Cada matiz aparece con desacostumbrada energía con el efecto del hachís como paraíso artificial que rompe con el nepotismo de lo natural, rostros vacíos adquieren la profundidad de panoramas asombrosos en este nuevo paraíso del viajero moderno que desestima la jerarquización de la realidad y la trascendencia intramundana hacia la que nos lleva la percepción estética.

El absoluto no se ahorma al aparato alegórico que se despliega y la horizontalidad de los conceptos constituyen un ectopismo que converge en la gran ciudad donde las cosas adquieren su más profunda significación en la aleatoriedad con que se presentan ante nuestra mirada, todo ello desplegado en la profundidad de la vida interior sin la existencia de otro reino trascendental de lo bello, verdadero y bueno tanto más cuanto lo que se abre ante nosotros es una profundidad del espacio que es alegoría de la profundidad del tiempo como ideal artificial.
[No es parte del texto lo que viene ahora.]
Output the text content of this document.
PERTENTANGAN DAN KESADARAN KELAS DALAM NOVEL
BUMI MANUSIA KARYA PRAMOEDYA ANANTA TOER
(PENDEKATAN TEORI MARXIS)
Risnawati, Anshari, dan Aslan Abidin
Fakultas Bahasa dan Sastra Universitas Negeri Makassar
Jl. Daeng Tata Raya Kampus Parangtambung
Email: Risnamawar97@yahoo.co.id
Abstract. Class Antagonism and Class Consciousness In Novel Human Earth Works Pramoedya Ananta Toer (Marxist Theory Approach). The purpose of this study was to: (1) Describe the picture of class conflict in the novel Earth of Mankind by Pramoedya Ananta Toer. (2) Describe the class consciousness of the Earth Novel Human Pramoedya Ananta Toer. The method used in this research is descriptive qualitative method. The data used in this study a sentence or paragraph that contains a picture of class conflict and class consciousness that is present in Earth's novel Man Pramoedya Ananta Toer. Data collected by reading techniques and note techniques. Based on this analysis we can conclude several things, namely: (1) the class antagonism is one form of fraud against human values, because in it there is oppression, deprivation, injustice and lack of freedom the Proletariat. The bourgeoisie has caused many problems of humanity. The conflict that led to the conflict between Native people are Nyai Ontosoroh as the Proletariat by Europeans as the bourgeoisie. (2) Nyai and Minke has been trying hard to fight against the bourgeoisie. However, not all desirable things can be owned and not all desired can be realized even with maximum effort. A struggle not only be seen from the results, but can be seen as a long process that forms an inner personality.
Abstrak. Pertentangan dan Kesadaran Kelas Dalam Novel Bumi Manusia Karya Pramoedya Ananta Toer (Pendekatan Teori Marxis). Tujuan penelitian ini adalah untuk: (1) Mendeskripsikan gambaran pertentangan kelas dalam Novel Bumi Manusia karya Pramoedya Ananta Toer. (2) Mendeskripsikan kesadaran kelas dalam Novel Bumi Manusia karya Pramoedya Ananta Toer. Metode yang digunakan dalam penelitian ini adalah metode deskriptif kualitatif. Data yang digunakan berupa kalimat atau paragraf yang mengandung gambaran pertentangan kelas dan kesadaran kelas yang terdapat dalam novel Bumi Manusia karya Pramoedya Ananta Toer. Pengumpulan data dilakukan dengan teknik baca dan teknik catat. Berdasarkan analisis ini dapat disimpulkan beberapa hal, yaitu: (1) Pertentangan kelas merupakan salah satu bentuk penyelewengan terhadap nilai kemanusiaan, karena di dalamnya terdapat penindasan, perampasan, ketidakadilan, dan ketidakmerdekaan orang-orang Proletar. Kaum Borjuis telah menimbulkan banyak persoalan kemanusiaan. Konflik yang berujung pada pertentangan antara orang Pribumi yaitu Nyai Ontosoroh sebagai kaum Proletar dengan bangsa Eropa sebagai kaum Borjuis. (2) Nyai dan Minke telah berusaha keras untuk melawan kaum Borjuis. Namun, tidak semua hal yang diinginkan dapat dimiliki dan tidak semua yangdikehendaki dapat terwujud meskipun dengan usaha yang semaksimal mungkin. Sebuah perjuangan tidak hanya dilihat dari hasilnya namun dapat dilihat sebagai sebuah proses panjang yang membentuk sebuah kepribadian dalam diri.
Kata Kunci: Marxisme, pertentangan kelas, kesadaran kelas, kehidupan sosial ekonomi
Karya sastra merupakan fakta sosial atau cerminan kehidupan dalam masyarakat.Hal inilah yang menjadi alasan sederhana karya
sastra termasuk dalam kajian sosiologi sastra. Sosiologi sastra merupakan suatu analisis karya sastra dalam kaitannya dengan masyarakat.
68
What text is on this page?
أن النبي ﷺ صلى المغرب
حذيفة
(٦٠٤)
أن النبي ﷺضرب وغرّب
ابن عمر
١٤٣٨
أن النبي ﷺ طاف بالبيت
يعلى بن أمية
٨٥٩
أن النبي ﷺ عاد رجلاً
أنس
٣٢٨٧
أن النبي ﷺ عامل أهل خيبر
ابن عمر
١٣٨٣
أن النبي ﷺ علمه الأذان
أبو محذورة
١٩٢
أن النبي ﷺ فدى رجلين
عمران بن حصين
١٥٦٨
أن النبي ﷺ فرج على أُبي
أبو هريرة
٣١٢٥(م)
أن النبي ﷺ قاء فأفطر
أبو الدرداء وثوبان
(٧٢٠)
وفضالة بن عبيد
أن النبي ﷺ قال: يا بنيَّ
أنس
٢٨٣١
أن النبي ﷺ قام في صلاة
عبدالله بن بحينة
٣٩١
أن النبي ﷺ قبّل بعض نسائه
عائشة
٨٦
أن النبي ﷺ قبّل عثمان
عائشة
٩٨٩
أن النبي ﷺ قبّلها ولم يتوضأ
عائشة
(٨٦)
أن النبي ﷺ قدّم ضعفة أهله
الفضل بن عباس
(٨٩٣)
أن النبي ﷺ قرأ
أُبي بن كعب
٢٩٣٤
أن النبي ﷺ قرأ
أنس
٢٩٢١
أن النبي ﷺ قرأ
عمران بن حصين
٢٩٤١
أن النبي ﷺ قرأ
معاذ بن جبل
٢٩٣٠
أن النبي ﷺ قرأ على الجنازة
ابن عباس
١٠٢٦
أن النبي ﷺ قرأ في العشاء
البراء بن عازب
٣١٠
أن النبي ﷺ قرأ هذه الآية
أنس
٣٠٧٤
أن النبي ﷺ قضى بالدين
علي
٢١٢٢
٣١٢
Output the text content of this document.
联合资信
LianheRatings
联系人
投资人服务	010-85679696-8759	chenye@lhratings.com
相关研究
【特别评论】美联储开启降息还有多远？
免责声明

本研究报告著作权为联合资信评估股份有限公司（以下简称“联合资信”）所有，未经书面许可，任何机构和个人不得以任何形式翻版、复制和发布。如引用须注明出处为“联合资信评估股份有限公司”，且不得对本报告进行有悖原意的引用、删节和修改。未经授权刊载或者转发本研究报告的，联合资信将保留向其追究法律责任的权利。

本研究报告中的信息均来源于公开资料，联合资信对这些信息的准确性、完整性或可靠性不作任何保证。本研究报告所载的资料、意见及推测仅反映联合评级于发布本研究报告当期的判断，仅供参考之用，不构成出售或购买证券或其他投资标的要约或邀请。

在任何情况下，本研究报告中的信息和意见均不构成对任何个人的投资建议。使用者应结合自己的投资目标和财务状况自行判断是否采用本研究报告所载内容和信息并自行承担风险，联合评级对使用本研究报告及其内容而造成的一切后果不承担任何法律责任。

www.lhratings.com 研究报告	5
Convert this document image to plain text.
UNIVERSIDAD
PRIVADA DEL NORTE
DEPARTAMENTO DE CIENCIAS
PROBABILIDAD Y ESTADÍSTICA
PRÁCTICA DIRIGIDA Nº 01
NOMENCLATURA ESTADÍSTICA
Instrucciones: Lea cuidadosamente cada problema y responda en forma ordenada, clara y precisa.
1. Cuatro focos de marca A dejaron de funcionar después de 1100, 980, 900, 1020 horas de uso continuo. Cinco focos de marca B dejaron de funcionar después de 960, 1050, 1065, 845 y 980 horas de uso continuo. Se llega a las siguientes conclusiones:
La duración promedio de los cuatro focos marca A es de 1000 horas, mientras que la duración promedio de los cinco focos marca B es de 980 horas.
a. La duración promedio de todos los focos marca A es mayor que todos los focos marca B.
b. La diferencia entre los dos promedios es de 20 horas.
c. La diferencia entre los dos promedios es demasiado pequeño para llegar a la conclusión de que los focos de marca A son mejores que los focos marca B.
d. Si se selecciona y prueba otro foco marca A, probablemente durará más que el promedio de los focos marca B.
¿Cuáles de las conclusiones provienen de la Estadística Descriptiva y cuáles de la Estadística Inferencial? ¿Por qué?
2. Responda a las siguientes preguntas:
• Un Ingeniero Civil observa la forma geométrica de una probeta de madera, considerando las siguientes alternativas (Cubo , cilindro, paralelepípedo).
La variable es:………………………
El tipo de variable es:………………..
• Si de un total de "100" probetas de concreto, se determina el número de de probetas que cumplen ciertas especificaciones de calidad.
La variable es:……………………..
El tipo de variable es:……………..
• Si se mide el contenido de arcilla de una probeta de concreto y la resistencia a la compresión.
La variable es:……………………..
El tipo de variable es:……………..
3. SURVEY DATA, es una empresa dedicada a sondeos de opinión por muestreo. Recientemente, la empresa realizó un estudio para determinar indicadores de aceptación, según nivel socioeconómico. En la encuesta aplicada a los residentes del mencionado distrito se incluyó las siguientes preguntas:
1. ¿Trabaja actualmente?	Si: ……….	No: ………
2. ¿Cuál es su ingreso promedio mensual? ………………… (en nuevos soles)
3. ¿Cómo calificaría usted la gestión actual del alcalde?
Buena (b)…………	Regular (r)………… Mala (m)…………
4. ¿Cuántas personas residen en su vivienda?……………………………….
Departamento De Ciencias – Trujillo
La significación del mundo no se opera a través de la totalidad del símbolo sino rasgo a rasgo donde las particularidades dispares aparecen preñadas de significación, sin el fulcro de una clave interpretativa, recobrando la capacidad de una sensibilización de lo abstracto que castiga la primacía de un yo que nota a nota y mediante la transformación de cada una de ellas en palabra hablada al espíritu que la traduce desde un estado de huera personalización, va discurriendo el lenguaje de la vida desde el diccionario que acaba traduciéndose de forma sincopada en la mente del oyente.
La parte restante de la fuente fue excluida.